A group of nuclear and financial experts hired by utility regulators in Minnesota found that management at Xcel Energy did not completely understand or adequately plan for replacing major reactor components at the Monticello nuclear power plant. The investigation found that Xcel did not properly manage contractors and also blamed the NRC for some of the delays that lead to the cost overruns.
Mark Crisp, one of the nuclear experts hired by the state Commerce Department gave his assessment of the way Xcel managed the project in written testimony saying, “The confusion, contradictory information to the NRC and start-stop process suggest management indecisiveness and strategic planning that, at best, was not adequately thought out.”
According to Dave Sparby, chief executive of Xcel’s operations in Minnesota, the utility will file a reply to the issues raised by the investigation within the next month.
Over the last five years, Xcel has upgraded reactor pumps, the turbine and other components in order to increase the power output by 13% and keep the plant online for at least twenty more years. Despite the ongoing upgrades, the plant will not likely operate at the increased output until 2015 or 2016.
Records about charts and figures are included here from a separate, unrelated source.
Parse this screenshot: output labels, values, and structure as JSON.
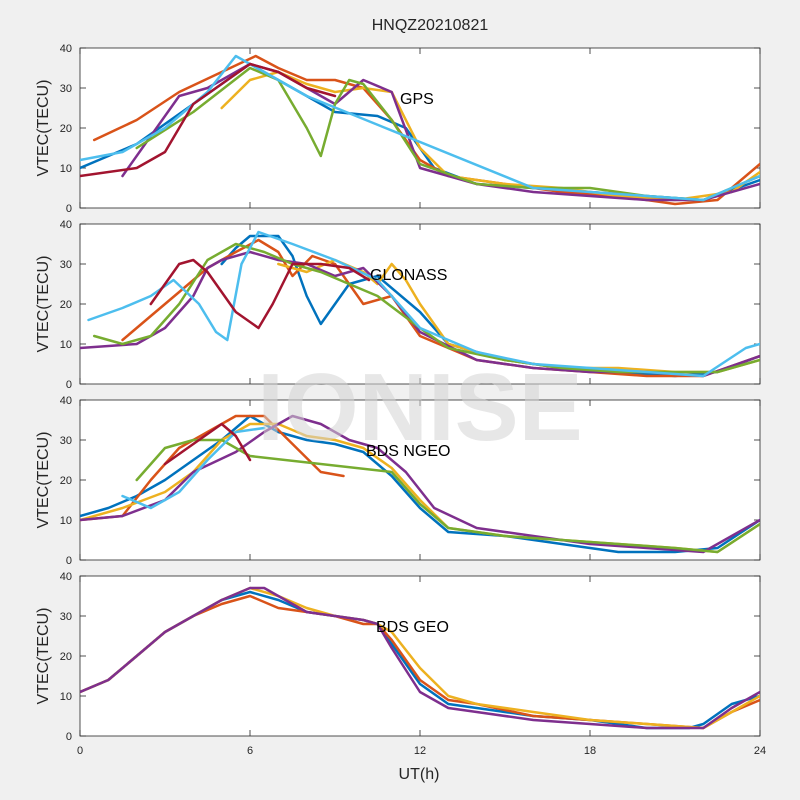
{
  "chart_data": {
    "title": "HNQZ20210821",
    "watermark": "IONISE",
    "xlabel": "UT(h)",
    "ylabel": "VTEC(TECU)",
    "type": "line",
    "xlim": [
      0,
      24
    ],
    "xticks": [
      0,
      6,
      12,
      18,
      24
    ],
    "ylim": [
      0,
      40
    ],
    "yticks": [
      0,
      10,
      20,
      30,
      40
    ],
    "colors": {
      "blue": "#0072BD",
      "orange": "#D95319",
      "yellow": "#EDB120",
      "purple": "#7E2F8E",
      "green": "#77AC30",
      "cyan": "#4DBEEE",
      "darkred": "#A2142F"
    },
    "panels": [
      {
        "label": "GPS",
        "series": [
          {
            "color": "#0072BD",
            "x": [
              0,
              2,
              4,
              6,
              7.5,
              9,
              10.5,
              11.5,
              12.5,
              14,
              16,
              18,
              20,
              22,
              24
            ],
            "y": [
              10,
              16,
              26,
              36,
              30,
              24,
              23,
              20,
              10,
              6,
              5,
              4,
              3,
              2,
              7
            ]
          },
          {
            "color": "#D95319",
            "x": [
              0.5,
              2,
              3.5,
              5,
              6.2,
              7,
              8,
              9,
              10,
              11,
              12,
              13,
              15,
              17,
              19,
              21,
              22.5,
              24
            ],
            "y": [
              17,
              22,
              29,
              34,
              38,
              35,
              32,
              32,
              30,
              22,
              12,
              8,
              6,
              4,
              3,
              1,
              2,
              11
            ]
          },
          {
            "color": "#EDB120",
            "x": [
              5,
              6,
              7,
              8,
              9,
              10,
              11,
              12,
              13,
              15,
              17,
              19,
              21,
              23,
              24
            ],
            "y": [
              25,
              32,
              34,
              31,
              29,
              30,
              29,
              15,
              8,
              6,
              5,
              3,
              2,
              4,
              9
            ]
          },
          {
            "color": "#7E2F8E",
            "x": [
              1.5,
              2.5,
              3.5,
              4.5,
              6,
              7,
              8,
              9,
              10,
              11,
              12,
              14,
              16,
              18,
              20,
              22,
              24
            ],
            "y": [
              8,
              18,
              28,
              30,
              36,
              34,
              30,
              26,
              32,
              29,
              10,
              6,
              4,
              3,
              2,
              2,
              6
            ]
          },
          {
            "color": "#77AC30",
            "x": [
              2,
              4,
              6,
              7,
              8,
              8.5,
              9,
              9.5,
              10,
              11,
              12,
              14,
              16,
              18,
              20,
              22,
              24
            ],
            "y": [
              15,
              24,
              35,
              32,
              20,
              13,
              26,
              32,
              31,
              22,
              11,
              6,
              5,
              5,
              3,
              2,
              8
            ]
          },
          {
            "color": "#4DBEEE",
            "x": [
              0,
              1.5,
              3,
              4.5,
              5.5,
              6.5,
              7.5,
              8,
              16,
              18,
              20,
              22,
              24
            ],
            "y": [
              12,
              14,
              20,
              29,
              38,
              34,
              30,
              28,
              5,
              4,
              3,
              2,
              8
            ]
          },
          {
            "color": "#A2142F",
            "x": [
              0,
              2,
              3,
              4,
              4.8,
              6,
              7,
              8,
              9
            ],
            "y": [
              8,
              10,
              14,
              26,
              30,
              36,
              34,
              30,
              28
            ]
          }
        ]
      },
      {
        "label": "GLONASS",
        "series": [
          {
            "color": "#0072BD",
            "x": [
              5,
              5.5,
              6,
              7,
              7.5,
              8,
              8.5,
              9.5,
              10.5,
              12,
              13,
              15,
              17,
              19,
              21,
              22.5,
              24
            ],
            "y": [
              30,
              34,
              37,
              37,
              32,
              22,
              15,
              25,
              27,
              18,
              10,
              6,
              4,
              3,
              2,
              3,
              7
            ]
          },
          {
            "color": "#D95319",
            "x": [
              1.5,
              2.5,
              3.5,
              4.5,
              5.5,
              6.3,
              7,
              7.5,
              8.2,
              9,
              10,
              11,
              12,
              14,
              16,
              18,
              20,
              22,
              24
            ],
            "y": [
              11,
              17,
              23,
              29,
              33,
              36,
              33,
              27,
              32,
              30,
              20,
              22,
              12,
              6,
              4,
              3,
              2,
              2,
              7
            ]
          },
          {
            "color": "#EDB120",
            "x": [
              7,
              8,
              9,
              10,
              10.5,
              11,
              11.5,
              12,
              13,
              15,
              17,
              19,
              21,
              22.5,
              24
            ],
            "y": [
              30,
              28,
              31,
              28,
              25,
              30,
              26,
              20,
              10,
              6,
              4,
              4,
              3,
              3,
              6
            ]
          },
          {
            "color": "#7E2F8E",
            "x": [
              0,
              2,
              3,
              4,
              4.5,
              5,
              6,
              7,
              8,
              9,
              10,
              11,
              12,
              14,
              16,
              18,
              20,
              22,
              24
            ],
            "y": [
              9,
              10,
              14,
              22,
              29,
              31,
              33,
              31,
              30,
              27,
              29,
              22,
              13,
              6,
              4,
              3,
              3,
              2,
              7
            ]
          },
          {
            "color": "#77AC30",
            "x": [
              0.5,
              1.5,
              2.5,
              3.5,
              4.5,
              5.5,
              6.5,
              7.5,
              8.5,
              10.5,
              12,
              13,
              15,
              17,
              19,
              21,
              22.5,
              24
            ],
            "y": [
              12,
              10,
              12,
              20,
              31,
              35,
              33,
              30,
              28,
              22,
              14,
              9,
              6,
              4,
              3,
              3,
              3,
              6
            ]
          },
          {
            "color": "#4DBEEE",
            "x": [
              0.3,
              1.5,
              2.5,
              3.3,
              4.2,
              4.8,
              5.2,
              5.7,
              6.3,
              7.5,
              9,
              10.5,
              12,
              14,
              16,
              18,
              20,
              22,
              23.5,
              24
            ],
            "y": [
              16,
              19,
              22,
              26,
              20,
              13,
              11,
              30,
              38,
              35,
              31,
              26,
              14,
              8,
              5,
              4,
              3,
              2,
              9,
              10
            ]
          },
          {
            "color": "#A2142F",
            "x": [
              2.5,
              3.5,
              4,
              4.5,
              5.5,
              6.3,
              6.8,
              7.5,
              8.5,
              9.5,
              10.2
            ],
            "y": [
              20,
              30,
              31,
              28,
              18,
              14,
              20,
              30,
              30,
              29,
              26
            ]
          }
        ]
      },
      {
        "label": "BDS NGEO",
        "series": [
          {
            "color": "#0072BD",
            "x": [
              0,
              1,
              2,
              3,
              4,
              5,
              6,
              7,
              8,
              9,
              10,
              11,
              12,
              13,
              15,
              17,
              19,
              21,
              22.5,
              24
            ],
            "y": [
              11,
              13,
              16,
              20,
              25,
              30,
              36,
              32,
              30,
              29,
              27,
              21,
              13,
              7,
              6,
              4,
              2,
              2,
              3,
              10
            ]
          },
          {
            "color": "#D95319",
            "x": [
              0,
              1.5,
              2.5,
              3.5,
              4.5,
              5.5,
              6.5,
              7.5,
              8.5,
              9.3
            ],
            "y": [
              10,
              11,
              20,
              28,
              32,
              36,
              36,
              29,
              22,
              21
            ]
          },
          {
            "color": "#EDB120",
            "x": [
              0,
              1.5,
              3,
              4,
              5,
              6,
              7,
              8,
              9,
              10,
              11,
              12,
              13,
              15,
              17,
              19,
              21,
              22.5,
              24
            ],
            "y": [
              10,
              13,
              17,
              22,
              30,
              34,
              34,
              31,
              30,
              28,
              23,
              15,
              8,
              6,
              5,
              4,
              3,
              2,
              9
            ]
          },
          {
            "color": "#7E2F8E",
            "x": [
              0,
              1.5,
              3,
              4,
              5.5,
              6.5,
              7.5,
              8.5,
              9.5,
              10.5,
              11.5,
              12.5,
              14,
              16,
              18,
              20,
              22,
              24
            ],
            "y": [
              10,
              11,
              15,
              22,
              27,
              32,
              36,
              34,
              30,
              28,
              22,
              13,
              8,
              6,
              4,
              3,
              2,
              10
            ]
          },
          {
            "color": "#77AC30",
            "x": [
              2,
              3,
              4,
              5,
              6,
              11,
              12,
              13,
              15,
              17,
              19,
              21,
              22.5,
              24
            ],
            "y": [
              20,
              28,
              30,
              30,
              26,
              22,
              14,
              8,
              6,
              5,
              4,
              3,
              2,
              9
            ]
          },
          {
            "color": "#4DBEEE",
            "x": [
              1.5,
              2.5,
              3.5,
              4.5,
              5.5,
              6.5
            ],
            "y": [
              16,
              13,
              17,
              25,
              32,
              33
            ]
          },
          {
            "color": "#A2142F",
            "x": [
              3,
              4,
              5,
              5.5,
              6
            ],
            "y": [
              24,
              29,
              34,
              31,
              25
            ]
          }
        ]
      },
      {
        "label": "BDS GEO",
        "series": [
          {
            "color": "#0072BD",
            "x": [
              0,
              1,
              2,
              3,
              4,
              5,
              6,
              7,
              8,
              9,
              10,
              10.5,
              11,
              12,
              13,
              14,
              16,
              18,
              20,
              21.5,
              22,
              23,
              24
            ],
            "y": [
              11,
              14,
              20,
              26,
              30,
              34,
              36,
              34,
              31,
              30,
              29,
              28,
              23,
              13,
              8,
              7,
              5,
              4,
              2,
              2,
              3,
              8,
              10
            ]
          },
          {
            "color": "#D95319",
            "x": [
              0,
              1,
              2,
              3,
              4,
              5,
              6,
              7,
              8,
              9,
              10,
              10.5,
              11,
              12,
              13,
              14,
              16,
              18,
              20,
              22,
              23,
              24
            ],
            "y": [
              11,
              14,
              20,
              26,
              30,
              33,
              35,
              32,
              31,
              30,
              28,
              28,
              24,
              14,
              9,
              8,
              5,
              4,
              3,
              2,
              6,
              9
            ]
          },
          {
            "color": "#EDB120",
            "x": [
              0,
              1,
              2,
              3,
              4,
              5,
              6,
              7,
              8,
              9,
              10,
              10.5,
              11,
              12,
              13,
              14,
              16,
              18,
              20,
              22,
              23,
              24
            ],
            "y": [
              11,
              14,
              20,
              26,
              30,
              34,
              37,
              35,
              32,
              30,
              29,
              28,
              26,
              17,
              10,
              8,
              6,
              4,
              3,
              2,
              6,
              10
            ]
          },
          {
            "color": "#7E2F8E",
            "x": [
              0,
              1,
              2,
              3,
              4,
              5,
              6,
              6.5,
              7,
              8,
              9,
              10,
              10.5,
              11,
              12,
              13,
              14,
              16,
              18,
              20,
              22,
              23,
              24
            ],
            "y": [
              11,
              14,
              20,
              26,
              30,
              34,
              37,
              37,
              35,
              31,
              30,
              29,
              28,
              22,
              11,
              7,
              6,
              4,
              3,
              2,
              2,
              7,
              11
            ]
          }
        ]
      }
    ]
  }
}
The state investigation was launched in 2013 by the Public Utilities Commission after it was determined that the project would greatly exceed cost projections.
In 2008, Xcel estimated that it would cost some $320 million to replace major components that would allow the plant’s life to be extended and also increase the power output, but by 2013 the price tag had more than doubled to $665 million. It is estimated that the final price tag will be almost $750 million, the largest cost overrun of any public utility project in Minnesota.
Xcel is pushing utility regulators to make ratepayers liable for the entire cost of the upgrade project including the cost overruns by requesting for a 10.4% rate hike over two years. It is likely that Xcel will push for even more rate increases in the coming years. If ratepayers are not left on the hook for the upgrade overages, Xcel’s earnings could end up suffering instead.